Tit...
.
Tit...
Suara alat pendeteksi detak jantung menjadi satu-satunya suara di bangsal putih dengan berbagai instrumen medis di dalamnya.
.
"Urgh..." wanita di atas kasur itu mengerutkan kening dengan tidak nyaman. Setelah beberapa saat, netra coklat wanita itu akhirnya terbuka perlahan. Ia pun mengerjap kerjapkan matanya beberapa saat untuk menyesuaikan cahaya yang masuk ke bola matanya.
.
Kriet...
Memasuki bangsal dan berdiri di samping ranjang.
"hai. Bagaimana kabarmu hari ini?" Ucap wanita dengan pakaian hitam ketat itu sambil membelai bekas luka di pipi wanita yang terbaring di atas ranjang.
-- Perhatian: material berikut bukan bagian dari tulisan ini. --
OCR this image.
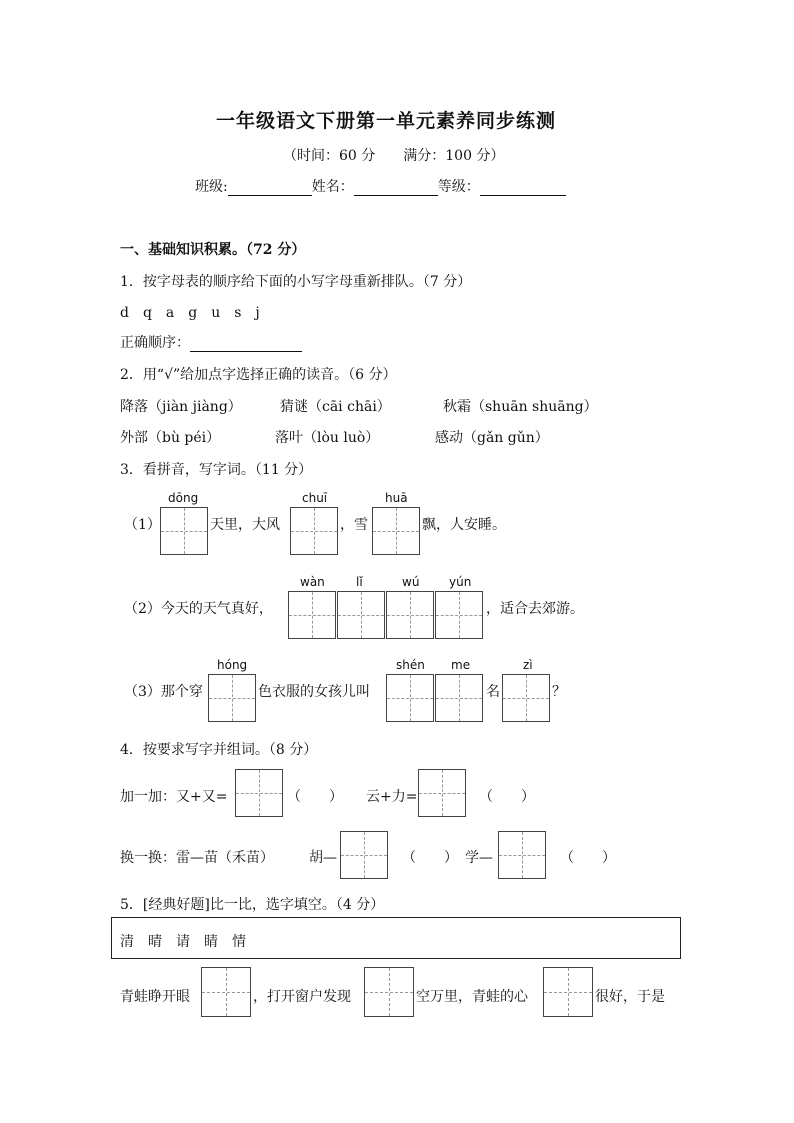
一年级语文下册第一单元素养同步练测
（时间：60 分　　满分：100 分）
班级:	姓名：	等级：
一、基础知识积累。（72 分）
1．按字母表的顺序给下面的小写字母重新排队。（7 分）
d　q　a　g　u　s　j
正确顺序：
2．用“√”给加点字选择正确的读音。（6 分）
降落（jiàn jiàng）	猜谜（cāi chāi）	秋霜（shuān shuāng）
外部（bù péi）	落叶（lòu luò）	感动（gǎn gǔn）
3．看拼音，写字词。（11 分）
dōng	chuī	huā
（1）	天里，大风	，雪	飘，人安睡。
wàn	lǐ	wú yún
（2）今天的天气真好，	，适合去郊游。
hóng	shén me	zì
（3）那个穿	色衣服的女孩儿叫	名	？
4．按要求写字并组词。（8 分）
加一加：又+又=	（　　） 云+力=	（　　）
换一换：雷—苗（禾苗）	胡—	（　　） 学—	（　　）
5．[经典好题]比一比，选字填空。（4 分）
清　晴　请　睛　情
青蛙睁开眼	，打开窗户发现	空万里，青蛙的心	很好，于是
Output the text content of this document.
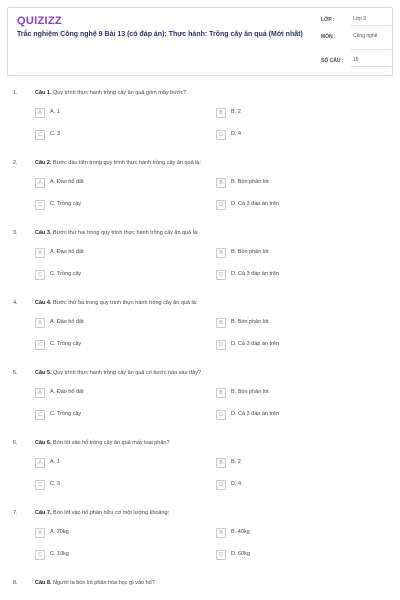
QUIZIZZ
Trắc nghiệm Công nghệ 9 Bài 13 (có đáp án): Thực hành: Trồng cây ăn quả (Mới nhất)
LỚP :	Lớp 9
MÔN :	Công nghệ
SỐ CÂU : 15
1.	Câu 1. Quy trình thực hành trồng cây ăn quả gồm mấy bước?
A	A. 1	B	B. 2
C	C. 3	D	D. 4
2.	Câu 2. Bước đầu tiên trong quy trình thực hành trồng cây ăn quả là:
A	A. Đào hố đất	B	B. Bón phân lót
C	C. Trồng cây	D	D. Cả 3 đáp án trên
3.	Câu 3. Bước thứ hai trong quy trình thực hành trồng cây ăn quả là:
A	A. Đào hố đất	B	B. Bón phân lót
C	C. Trồng cây	D	D. Cả 3 đáp án trên
4.	Câu 4. Bước thứ ba trong quy trình thực hành trồng cây ăn quả là:
A	A. Đào hố đất	B	B. Bón phân lót
C	C. Trồng cây	D	D. Cả 3 đáp án trên
5.	Câu 5. Quy trình thực hành trồng cây ăn quả có bước nào sau đây?
A	A. Đào hố đất	B	B. Bón phân lót
C	C. Trồng cây	D	D. Cả 3 đáp án trên
6.	Câu 6. Bón lót vào hố trồng cây ăn quả mấy loại phân?
A	A. 1	B	B. 2
C	C. 3	D	D. 4
7.	Câu 7. Bón lót vào hố phân hữu cơ một lượng khoảng:
A	A. 20kg	B	B. 40kg
C	C. 10kg	D	D. 60kg
8.	Câu 8. Người ta bón lót phân hóa học gì vào hố?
"Ups... Sorry. Aku lupa bahwa kamu sudah tidak bisa berbicara hahaha..." wanita itu sangat bahagia melihat betapa menderitanya wanita di atas ranjang.
"Hera. Jangan membuatnya kesal. bagaimanapun profesor masih membutuhkannya." Leo melingkarkan tangannya di pinggang Hera.
"HEH, sebenarnya profesor atau kamu yang masih membutuhkan wanita sekarat ini." Hera menepis tangan Leo dari pinggangnya.
"Ayolah... Dia tidak bisa dibandingkan dengan dirimu, meskipun hanya seujung rambut."
Hera tersenyum sangat bahagia mendengar pernyataan Leo.
"Benarkah?. kalau begitu terima kasih sayang. Aku tahu kamu paling mencintaiku hehehe..." ucap Hera dengan manja dan memeluk pria itu.
"Ah. Benar juga, kami kesini ingin memberimu kabar bahagia. Ya kan, sayang?." Hera mendekati wajah Vivian.
"Kamu tahu, anakmu sudah tidak bisa bertahan menghadapi tangan para profesor gila itu. Hemm... bukankah itu sangat bagus?. jadi, kamu tidak ada penyesalan lagi hidup di dunia."
Vivian yang berada di ranjang rumah sakit menjadi sangat bersemangat setelah mendengar berita bahwa anaknya sudah pergi.
"Hera, bagaimana kamu bisa memberitahukan hal itu kepadanya. bagaimana jika terjadi sesuatu pada objek uji coba?." Leo tidak menyukai kenyataan bahwa Hera membocorkan berita tentang kematian anak Vivian.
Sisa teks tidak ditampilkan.